Si potrebbe pensare alle case che, anziché adottare i medesimi cliché cui siamo abituati e che danno luogo a soluzioni in disarmonia con il processo di cambiamento in atto, possano recepire un ribaltamento dell’approccio, progettando luoghi di lavoro che fungano da abitazione attraverso un equilibrato e armonioso processo di “ibridazione”?
Se esiste una risposta positiva alla domanda allora si potrebbe ipotizzare, ad esempio, ad abitazioni/ufficio in cui lo spazio ingresso/filtro ritorni ad avere una sua dignità e, in questi tempi sospetti, anche con funzione di decontaminazione dall’esterno, magari con accesso diretto ad un bagno di servizio per completare le operazioni di igienizzazione che ormai sembrano essere entrate nelle nostre quotidianità.
E ancora si potrebbe pensare che, dal medesimo spazio/filtro d’ingresso, sia consentito accedere direttamente alla camera matrimoniale – lo spazio in assoluto più sottoutilizzato negli orari diurni – opportunamente isolata fisicamente ed acusticamente, da allestire come un vero e proprio locale ad uso ufficio, magari con un divano trasformabile dal meccanismo perfetto al posto del simbolico talamo nuziale e arredato con mobili frutto di una progettazione che integri esigenze casalinghe ed esigenze lavorative.
E si potrebbe pensare anche, contrariamente a quanto avviene tuttora per l’elemento balcone solitamente “allegato” alla zona giorno, di dedicare un ulteriore spazio esterno collegato direttamente alla camera/ufficio da allestire come spazio lavoro all’aria aperta opportunamente attrezzato anche da un punto di vista impiantistico.
Proseguendo sulle ali dell’immaginazione si potrebbe pensare, in un’epoca di aumento delle richieste di consegna di cibo pronto a domicilio, ad una drastica riduzione dello “spazio cucina” a favore del ritorno dello “spazio tavolo da pranzo”, rettangolare, di dimensioni importanti, troppe volte sostituito in passato da bancone con sgabelli, soprattutto negli appartamenti di piccolo taglio. In tal modo l’ambiente verrebbe opportunamente attrezzato ed affiancato, ad esempio, da elementi porta-smart tv per un vero e proprio utilizzo come tavolo riunioni, postazione per videoconferenze ecc., in uno spazio in cui ancora una volta i mobili possano contenere indifferentemente materiale casalingo e d’ufficio.

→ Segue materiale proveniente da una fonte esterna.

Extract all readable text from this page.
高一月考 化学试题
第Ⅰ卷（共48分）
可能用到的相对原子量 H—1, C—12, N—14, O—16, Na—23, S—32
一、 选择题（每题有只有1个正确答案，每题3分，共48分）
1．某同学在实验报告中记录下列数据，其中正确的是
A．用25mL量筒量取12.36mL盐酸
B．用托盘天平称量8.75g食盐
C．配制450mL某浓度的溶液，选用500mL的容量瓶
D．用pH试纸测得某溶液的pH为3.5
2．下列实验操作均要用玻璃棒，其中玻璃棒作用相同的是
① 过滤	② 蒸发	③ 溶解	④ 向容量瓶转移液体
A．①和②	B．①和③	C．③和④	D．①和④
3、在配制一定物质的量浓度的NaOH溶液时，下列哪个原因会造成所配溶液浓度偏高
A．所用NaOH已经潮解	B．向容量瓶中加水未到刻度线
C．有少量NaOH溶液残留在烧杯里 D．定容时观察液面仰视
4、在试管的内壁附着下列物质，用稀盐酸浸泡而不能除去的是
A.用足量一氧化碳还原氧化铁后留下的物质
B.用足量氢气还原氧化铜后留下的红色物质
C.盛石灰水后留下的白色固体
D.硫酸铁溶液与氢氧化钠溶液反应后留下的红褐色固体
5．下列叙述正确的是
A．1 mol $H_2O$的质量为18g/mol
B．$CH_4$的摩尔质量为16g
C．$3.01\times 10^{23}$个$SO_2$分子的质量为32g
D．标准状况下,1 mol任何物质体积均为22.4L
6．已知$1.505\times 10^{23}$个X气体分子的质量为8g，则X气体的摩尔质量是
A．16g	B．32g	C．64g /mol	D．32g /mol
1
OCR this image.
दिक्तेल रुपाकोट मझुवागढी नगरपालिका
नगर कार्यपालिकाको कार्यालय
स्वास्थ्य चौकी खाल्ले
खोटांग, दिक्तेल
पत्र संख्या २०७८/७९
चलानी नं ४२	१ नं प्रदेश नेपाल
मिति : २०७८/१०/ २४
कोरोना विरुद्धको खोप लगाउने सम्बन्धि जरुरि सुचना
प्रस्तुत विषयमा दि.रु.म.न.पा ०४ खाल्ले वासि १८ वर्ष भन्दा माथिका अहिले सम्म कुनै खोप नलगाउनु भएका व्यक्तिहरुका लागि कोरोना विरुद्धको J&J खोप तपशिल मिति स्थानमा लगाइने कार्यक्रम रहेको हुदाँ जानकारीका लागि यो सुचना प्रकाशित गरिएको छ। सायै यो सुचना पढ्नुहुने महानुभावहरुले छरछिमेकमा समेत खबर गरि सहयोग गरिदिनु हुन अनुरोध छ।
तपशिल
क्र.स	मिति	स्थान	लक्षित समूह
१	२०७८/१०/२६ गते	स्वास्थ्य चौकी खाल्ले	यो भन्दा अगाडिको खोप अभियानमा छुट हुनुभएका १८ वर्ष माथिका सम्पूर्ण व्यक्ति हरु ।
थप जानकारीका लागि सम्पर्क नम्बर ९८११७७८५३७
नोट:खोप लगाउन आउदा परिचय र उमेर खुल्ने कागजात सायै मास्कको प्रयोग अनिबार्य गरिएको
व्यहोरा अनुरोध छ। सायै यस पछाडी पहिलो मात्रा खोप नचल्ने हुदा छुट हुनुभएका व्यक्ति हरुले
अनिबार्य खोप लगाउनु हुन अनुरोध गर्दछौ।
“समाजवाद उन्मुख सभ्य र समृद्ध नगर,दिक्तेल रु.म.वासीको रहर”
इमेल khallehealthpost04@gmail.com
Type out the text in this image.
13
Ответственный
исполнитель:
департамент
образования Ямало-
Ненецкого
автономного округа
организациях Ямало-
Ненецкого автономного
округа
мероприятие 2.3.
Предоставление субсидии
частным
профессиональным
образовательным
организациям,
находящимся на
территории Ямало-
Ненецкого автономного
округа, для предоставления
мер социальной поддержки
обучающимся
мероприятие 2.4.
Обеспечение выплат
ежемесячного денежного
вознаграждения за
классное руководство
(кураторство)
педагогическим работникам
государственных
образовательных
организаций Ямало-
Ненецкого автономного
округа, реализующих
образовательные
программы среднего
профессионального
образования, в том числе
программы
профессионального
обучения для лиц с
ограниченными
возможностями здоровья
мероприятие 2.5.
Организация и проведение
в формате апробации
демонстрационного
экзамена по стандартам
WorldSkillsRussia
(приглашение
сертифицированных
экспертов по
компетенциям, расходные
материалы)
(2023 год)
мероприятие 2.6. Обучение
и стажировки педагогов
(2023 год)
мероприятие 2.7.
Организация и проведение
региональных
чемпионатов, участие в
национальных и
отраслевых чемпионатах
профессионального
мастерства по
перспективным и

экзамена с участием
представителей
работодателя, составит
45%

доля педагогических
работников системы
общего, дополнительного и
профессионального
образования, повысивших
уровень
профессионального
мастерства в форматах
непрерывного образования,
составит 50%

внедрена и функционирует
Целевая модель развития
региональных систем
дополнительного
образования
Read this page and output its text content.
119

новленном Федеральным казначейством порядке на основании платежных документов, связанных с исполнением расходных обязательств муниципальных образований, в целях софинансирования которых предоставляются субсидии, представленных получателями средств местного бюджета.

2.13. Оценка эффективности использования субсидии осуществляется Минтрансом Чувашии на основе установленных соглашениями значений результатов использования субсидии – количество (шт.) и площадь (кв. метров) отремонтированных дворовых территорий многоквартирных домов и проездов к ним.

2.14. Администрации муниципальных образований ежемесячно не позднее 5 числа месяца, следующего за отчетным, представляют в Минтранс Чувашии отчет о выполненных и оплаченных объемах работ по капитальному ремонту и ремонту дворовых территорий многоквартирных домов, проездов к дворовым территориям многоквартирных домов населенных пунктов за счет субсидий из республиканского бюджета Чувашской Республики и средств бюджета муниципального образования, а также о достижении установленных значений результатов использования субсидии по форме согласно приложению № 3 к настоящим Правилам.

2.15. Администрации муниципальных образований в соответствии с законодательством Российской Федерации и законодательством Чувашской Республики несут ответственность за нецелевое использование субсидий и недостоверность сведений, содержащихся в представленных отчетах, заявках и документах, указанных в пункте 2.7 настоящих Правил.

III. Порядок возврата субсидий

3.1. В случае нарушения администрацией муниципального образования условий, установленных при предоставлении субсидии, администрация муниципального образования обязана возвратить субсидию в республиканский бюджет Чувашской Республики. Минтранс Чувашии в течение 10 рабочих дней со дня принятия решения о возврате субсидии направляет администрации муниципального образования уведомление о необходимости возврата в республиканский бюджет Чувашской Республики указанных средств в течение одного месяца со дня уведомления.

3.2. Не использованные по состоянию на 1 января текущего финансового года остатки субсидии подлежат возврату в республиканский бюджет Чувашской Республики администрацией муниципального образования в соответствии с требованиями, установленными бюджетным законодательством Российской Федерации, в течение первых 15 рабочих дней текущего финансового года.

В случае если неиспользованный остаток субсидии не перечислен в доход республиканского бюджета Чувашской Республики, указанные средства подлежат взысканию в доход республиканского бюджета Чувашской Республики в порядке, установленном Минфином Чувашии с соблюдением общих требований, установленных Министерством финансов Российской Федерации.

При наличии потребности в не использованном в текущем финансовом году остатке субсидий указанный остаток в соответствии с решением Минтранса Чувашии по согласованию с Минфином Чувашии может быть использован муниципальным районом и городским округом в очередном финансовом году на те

Tornando coi piedi per terra si potrebbe pensare anche che, come si dice, non si possano fare i conti senza l’oste e che il processo di ibridazione ipotizzabile ben si sposa per nuclei familiari “single” o al massimo di coppia, con consolidate affinità elettive. Cosa accadrebbe in caso di famiglie più numerose? Parlando ovviamente di Millennial e di Generazione Z sappiamo, per esperienza più o meno diretta, che il loro concetto di spazio-tempo e di ritmi circadiani è diverso da quello delle generazioni che li hanno preceduti e che il concetto di polifunzionalità sembra davvero far parte del loro corredo genetico.
E allora probabilmente potrebbe essere interessante, e magari urgente, pensare a come dovrebbero essere allestite le loro case, proprio in funzione di nuove abitudini sviluppate con l’epoca digitale.
Ma tutto questo, magari, in una prossima puntata.